Die neuen Storm-Blätter sind erschienen – Eine Sonderausgabe zu Theodor Storms Kindermärchen Der kleine Häwelmann!

Zur Eröffnung der diesjährigen Stormtage am ersten Juli-Wochenende wurde der 26. Jahrgang der Storm-Blätter erstmals der Öffentlichkeit präsentiert. Dieses Mal handelt es sich um eine bebilderte Sonderausgabe zu Theodor Storms Kindermärchen Der kleine Häwelmann!

 

Als Gönner, Unterstützer und sogar aktiv Mitwirkender zur Realisierung dieses besonderen Projekts zeichnet sich in mehrfacher Hinsicht Prof. Dr. Gerd Eversberg aus. Alles begann mit einer großen Schenkung, die er 2024 dem Literaturmuseum „Theodor Storm“ übergab. Diese besteht aus einer breit gefächerten, über mehrere Jahre hinweg von Herrn Prof. Dr. Eversberg penibel zusammengetragenen und dokumentierten Sammlung zu Bilderbuchausgaben von Der kleine Häwelmann. Auf Grundlage dieser entstand eine Sonderausstellung zur Aufbereitung und Vermittlung der künstlerischen Darstellungsvielfalt, die aus einer bisher schon über hundert Jahre (1919-2021) andauernden Auseinandersetzung von Illustratoren und Illustratorinnen mit dem Kunstmärchen hervorgegangen ist. Die beiden wissenschaftlichen Mitarbeiterinnen Henriette Roth sowie Daniela Scheele kuratierten sie. Zu sehen war sie vom 05.07. bis zum 22.09.2024 im Literaturmuseum.
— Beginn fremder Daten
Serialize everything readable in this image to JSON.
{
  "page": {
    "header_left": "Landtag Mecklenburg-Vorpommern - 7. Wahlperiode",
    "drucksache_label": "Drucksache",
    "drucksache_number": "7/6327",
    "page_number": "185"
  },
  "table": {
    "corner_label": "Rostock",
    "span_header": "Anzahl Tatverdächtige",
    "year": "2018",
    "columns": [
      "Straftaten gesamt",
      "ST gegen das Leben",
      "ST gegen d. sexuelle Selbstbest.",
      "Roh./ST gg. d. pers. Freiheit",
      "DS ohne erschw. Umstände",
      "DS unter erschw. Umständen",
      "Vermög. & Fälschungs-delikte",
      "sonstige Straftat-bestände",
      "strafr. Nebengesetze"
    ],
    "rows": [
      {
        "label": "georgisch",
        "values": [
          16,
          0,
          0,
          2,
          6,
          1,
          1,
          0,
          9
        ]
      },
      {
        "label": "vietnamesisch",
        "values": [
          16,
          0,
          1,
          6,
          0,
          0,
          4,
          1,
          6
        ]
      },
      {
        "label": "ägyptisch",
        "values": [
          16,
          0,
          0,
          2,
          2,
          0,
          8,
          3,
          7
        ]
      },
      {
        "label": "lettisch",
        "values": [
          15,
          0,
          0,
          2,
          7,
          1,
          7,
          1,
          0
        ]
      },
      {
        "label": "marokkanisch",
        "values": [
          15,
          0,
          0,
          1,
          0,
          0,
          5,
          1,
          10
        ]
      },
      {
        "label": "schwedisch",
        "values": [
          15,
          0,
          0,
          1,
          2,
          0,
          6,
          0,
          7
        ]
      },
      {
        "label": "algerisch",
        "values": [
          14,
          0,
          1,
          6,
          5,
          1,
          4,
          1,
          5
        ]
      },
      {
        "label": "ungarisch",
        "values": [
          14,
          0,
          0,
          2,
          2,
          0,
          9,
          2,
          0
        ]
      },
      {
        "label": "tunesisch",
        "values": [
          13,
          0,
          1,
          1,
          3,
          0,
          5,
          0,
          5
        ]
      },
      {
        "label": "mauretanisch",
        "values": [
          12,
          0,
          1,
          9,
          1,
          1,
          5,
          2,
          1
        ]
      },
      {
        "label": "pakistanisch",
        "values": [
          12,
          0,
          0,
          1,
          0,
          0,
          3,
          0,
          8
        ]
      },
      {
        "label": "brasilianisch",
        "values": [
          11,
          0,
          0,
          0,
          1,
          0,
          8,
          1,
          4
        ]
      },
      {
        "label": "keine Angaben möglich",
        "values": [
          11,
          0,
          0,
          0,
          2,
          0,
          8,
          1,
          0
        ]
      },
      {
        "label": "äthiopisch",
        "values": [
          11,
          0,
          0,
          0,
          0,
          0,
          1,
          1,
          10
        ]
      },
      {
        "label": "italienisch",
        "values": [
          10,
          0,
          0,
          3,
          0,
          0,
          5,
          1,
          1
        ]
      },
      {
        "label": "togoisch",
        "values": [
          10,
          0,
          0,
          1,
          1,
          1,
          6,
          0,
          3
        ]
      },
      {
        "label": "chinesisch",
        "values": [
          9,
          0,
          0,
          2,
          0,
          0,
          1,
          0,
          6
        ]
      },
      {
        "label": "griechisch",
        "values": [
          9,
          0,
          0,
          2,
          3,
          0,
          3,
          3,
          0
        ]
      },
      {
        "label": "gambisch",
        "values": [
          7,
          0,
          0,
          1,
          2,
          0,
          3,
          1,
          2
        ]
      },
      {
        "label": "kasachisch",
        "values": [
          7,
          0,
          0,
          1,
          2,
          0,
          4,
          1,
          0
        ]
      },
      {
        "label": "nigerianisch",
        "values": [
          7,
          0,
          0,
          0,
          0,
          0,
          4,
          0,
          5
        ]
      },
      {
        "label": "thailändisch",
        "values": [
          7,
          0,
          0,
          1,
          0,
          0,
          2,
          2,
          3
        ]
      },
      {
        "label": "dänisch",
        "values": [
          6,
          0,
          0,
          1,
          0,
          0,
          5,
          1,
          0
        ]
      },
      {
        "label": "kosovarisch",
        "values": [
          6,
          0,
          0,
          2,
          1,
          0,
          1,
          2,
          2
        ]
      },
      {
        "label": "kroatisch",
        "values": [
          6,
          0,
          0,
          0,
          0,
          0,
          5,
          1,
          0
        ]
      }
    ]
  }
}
Sowohl die Schenkung selbst als auch die damit einhergegangene Sonderausstellung dienten nun wiederum als thematisches und inhaltliches Fundament, um die Sonderausgabe der diesjährigen Storm-Blätter zu schaffen. Nicht nur förderte Prof. Dr. Eversberg diese Publikation großzügig, sondern stellte im Rahmen dieser auch eine darin enthaltene textkritische, neu kommentierte Fassung zur Erstveröffentlichung des Kindermärchens (1849) an. Daran schließen alle bisher erschienen Cover-Illustrationen der Bilderbuchausgaben von Der kleine Häwelmann an. Die bibliographischen Angaben sowie kursivgedruckten illustratorischen Hinweise zu den Covern aus der Schenkung sind ebenfalls Ergebnisse seiner Forschung und Sammlungsdokumentation. Von dem gesamten Museumsteam sowie von dem Storm-Verein in seiner Funktion als Träger des Museums soll Ihnen hiermit noch einmal herzlich gedankt sein, lieber Prof. Dr. Eversberg!
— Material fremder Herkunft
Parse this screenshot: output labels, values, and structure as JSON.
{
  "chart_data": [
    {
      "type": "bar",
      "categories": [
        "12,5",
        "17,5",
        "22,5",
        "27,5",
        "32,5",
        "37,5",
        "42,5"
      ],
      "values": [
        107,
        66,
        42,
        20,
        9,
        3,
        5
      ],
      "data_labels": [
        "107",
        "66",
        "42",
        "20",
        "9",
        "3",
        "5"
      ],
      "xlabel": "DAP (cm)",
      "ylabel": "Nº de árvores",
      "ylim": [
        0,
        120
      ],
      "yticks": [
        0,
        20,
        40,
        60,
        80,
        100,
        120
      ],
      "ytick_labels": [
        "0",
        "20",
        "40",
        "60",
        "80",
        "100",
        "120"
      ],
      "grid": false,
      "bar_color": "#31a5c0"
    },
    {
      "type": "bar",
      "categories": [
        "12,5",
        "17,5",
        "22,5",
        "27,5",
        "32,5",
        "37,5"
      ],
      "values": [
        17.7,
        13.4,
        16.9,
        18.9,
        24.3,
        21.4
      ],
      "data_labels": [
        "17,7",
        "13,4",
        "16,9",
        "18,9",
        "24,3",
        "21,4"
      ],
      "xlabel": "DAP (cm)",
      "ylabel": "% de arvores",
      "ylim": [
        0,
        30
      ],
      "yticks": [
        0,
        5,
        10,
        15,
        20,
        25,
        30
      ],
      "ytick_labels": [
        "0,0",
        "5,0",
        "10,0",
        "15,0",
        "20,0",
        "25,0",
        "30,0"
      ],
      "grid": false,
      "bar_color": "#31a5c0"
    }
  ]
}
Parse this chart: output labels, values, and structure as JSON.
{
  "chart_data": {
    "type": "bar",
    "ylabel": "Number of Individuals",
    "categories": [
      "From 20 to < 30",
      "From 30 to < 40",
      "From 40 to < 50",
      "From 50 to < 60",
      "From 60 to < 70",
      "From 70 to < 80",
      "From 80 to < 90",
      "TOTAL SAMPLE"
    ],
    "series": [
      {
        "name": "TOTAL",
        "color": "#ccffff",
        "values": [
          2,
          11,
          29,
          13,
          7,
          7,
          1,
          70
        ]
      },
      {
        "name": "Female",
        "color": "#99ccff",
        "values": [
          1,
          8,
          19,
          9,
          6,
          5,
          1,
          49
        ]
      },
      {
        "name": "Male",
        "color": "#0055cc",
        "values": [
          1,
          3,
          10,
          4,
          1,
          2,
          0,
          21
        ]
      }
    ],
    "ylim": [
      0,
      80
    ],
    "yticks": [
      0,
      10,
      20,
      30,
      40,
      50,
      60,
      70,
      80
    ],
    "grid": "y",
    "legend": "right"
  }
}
Darüber hinaus haben noch drei weitere Beiträge in dieser Sonderausgabe ihren Platz gefunden. Die darin gebündelten literaturwissenschaftlichen und kunsthistorischen Überlegungen zu Der kleine Häwelmann sollen der Leserschaft als Orientierungshilfe sowie als generelle Bereitstellung von Informationszusammenhängen dienen, um sich das Werk als Bilderbruch oder rein literarisch abgefassten Text mit unterschiedlichen Zugangsmöglichkeiten erschließen zu können.
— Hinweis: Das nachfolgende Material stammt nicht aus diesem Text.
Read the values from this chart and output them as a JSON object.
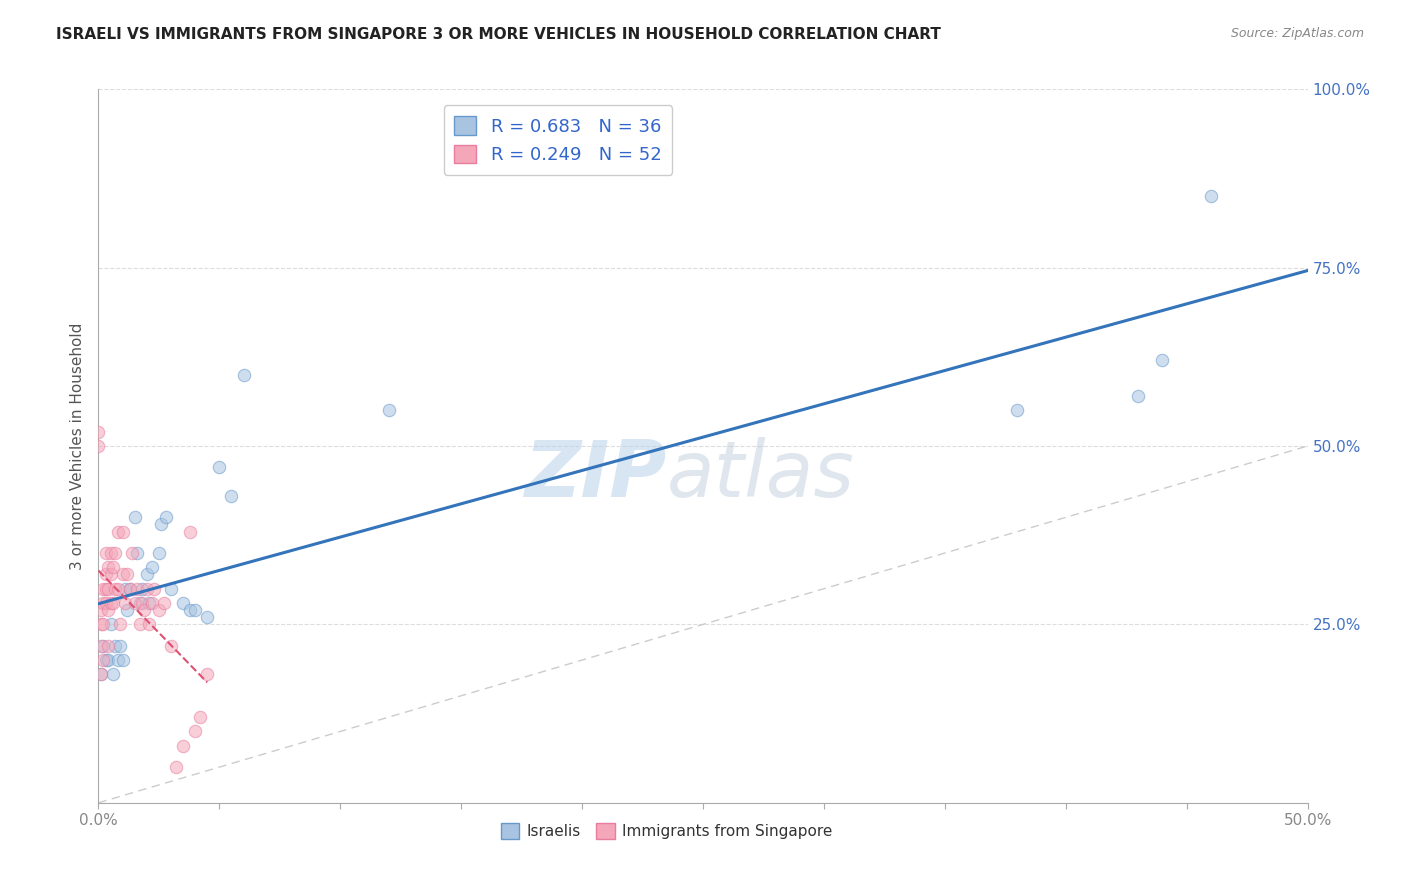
{
  "title": "ISRAELI VS IMMIGRANTS FROM SINGAPORE 3 OR MORE VEHICLES IN HOUSEHOLD CORRELATION CHART",
  "source": "Source: ZipAtlas.com",
  "ylabel": "3 or more Vehicles in Household",
  "xlim": [
    0.0,
    0.5
  ],
  "ylim": [
    0.0,
    1.0
  ],
  "xticks": [
    0.0,
    0.05,
    0.1,
    0.15,
    0.2,
    0.25,
    0.3,
    0.35,
    0.4,
    0.45,
    0.5
  ],
  "xticklabels_show": {
    "0.0": "0.0%",
    "0.5": "50.0%"
  },
  "yticks": [
    0.0,
    0.25,
    0.5,
    0.75,
    1.0
  ],
  "yticklabels": [
    "",
    "25.0%",
    "50.0%",
    "75.0%",
    "100.0%"
  ],
  "israeli_color": "#a8c4e0",
  "singapore_color": "#f4a7b9",
  "israeli_edge": "#6699cc",
  "singapore_edge": "#e87da0",
  "trendline_israeli_color": "#3474ba",
  "trendline_singapore_color": "#e05070",
  "diagonal_color": "#cccccc",
  "R_israeli": 0.683,
  "N_israeli": 36,
  "R_singapore": 0.249,
  "N_singapore": 52,
  "legend_label_israeli": "Israelis",
  "legend_label_singapore": "Immigrants from Singapore",
  "israeli_x": [
    0.001,
    0.002,
    0.003,
    0.004,
    0.005,
    0.006,
    0.007,
    0.008,
    0.009,
    0.01,
    0.011,
    0.012,
    0.013,
    0.015,
    0.016,
    0.017,
    0.018,
    0.02,
    0.021,
    0.022,
    0.025,
    0.026,
    0.028,
    0.03,
    0.035,
    0.038,
    0.04,
    0.045,
    0.05,
    0.055,
    0.06,
    0.12,
    0.38,
    0.43,
    0.44,
    0.46
  ],
  "israeli_y": [
    0.18,
    0.22,
    0.2,
    0.2,
    0.25,
    0.18,
    0.22,
    0.2,
    0.22,
    0.2,
    0.3,
    0.27,
    0.3,
    0.4,
    0.35,
    0.28,
    0.3,
    0.32,
    0.28,
    0.33,
    0.35,
    0.39,
    0.4,
    0.3,
    0.28,
    0.27,
    0.27,
    0.26,
    0.47,
    0.43,
    0.6,
    0.55,
    0.55,
    0.57,
    0.62,
    0.85
  ],
  "singapore_x": [
    0.0,
    0.0,
    0.001,
    0.001,
    0.001,
    0.001,
    0.002,
    0.002,
    0.002,
    0.002,
    0.003,
    0.003,
    0.003,
    0.003,
    0.004,
    0.004,
    0.004,
    0.004,
    0.005,
    0.005,
    0.005,
    0.006,
    0.006,
    0.007,
    0.007,
    0.008,
    0.008,
    0.009,
    0.01,
    0.01,
    0.011,
    0.012,
    0.013,
    0.014,
    0.015,
    0.016,
    0.017,
    0.018,
    0.019,
    0.02,
    0.021,
    0.022,
    0.023,
    0.025,
    0.027,
    0.03,
    0.032,
    0.035,
    0.038,
    0.04,
    0.042,
    0.045
  ],
  "singapore_y": [
    0.5,
    0.52,
    0.18,
    0.22,
    0.25,
    0.27,
    0.2,
    0.25,
    0.28,
    0.3,
    0.28,
    0.3,
    0.32,
    0.35,
    0.22,
    0.27,
    0.3,
    0.33,
    0.28,
    0.32,
    0.35,
    0.28,
    0.33,
    0.3,
    0.35,
    0.3,
    0.38,
    0.25,
    0.32,
    0.38,
    0.28,
    0.32,
    0.3,
    0.35,
    0.28,
    0.3,
    0.25,
    0.28,
    0.27,
    0.3,
    0.25,
    0.28,
    0.3,
    0.27,
    0.28,
    0.22,
    0.05,
    0.08,
    0.38,
    0.1,
    0.12,
    0.18
  ],
  "watermark_zip": "ZIP",
  "watermark_atlas": "atlas",
  "marker_size": 80,
  "alpha": 0.55,
  "grid_color": "#dddddd",
  "background_color": "#ffffff"
}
So beleuchtet Henriette Roth in ihrer Hinleitung zu den Cover-Abbildungen die vielfältige Funktionalität von Illustrationen in den Häwelmann-Ausgaben der Eversberg’schen Sammlung. Anhand ausgewählter Beispiele zeigt sie, wie Illustrationen nicht nur die kindliche Fantasie anregen und das Textverständnis fördern, sondern auch Deutungsräume eröffnen, die über den Wortlaut des Märchens hinausgehen. Besonderes Augenmerk liegt dabei auf der emotionalen Wirkung der Bilder und ihrem Einfluss auf die Rezeption der Geschichte durch Kinder.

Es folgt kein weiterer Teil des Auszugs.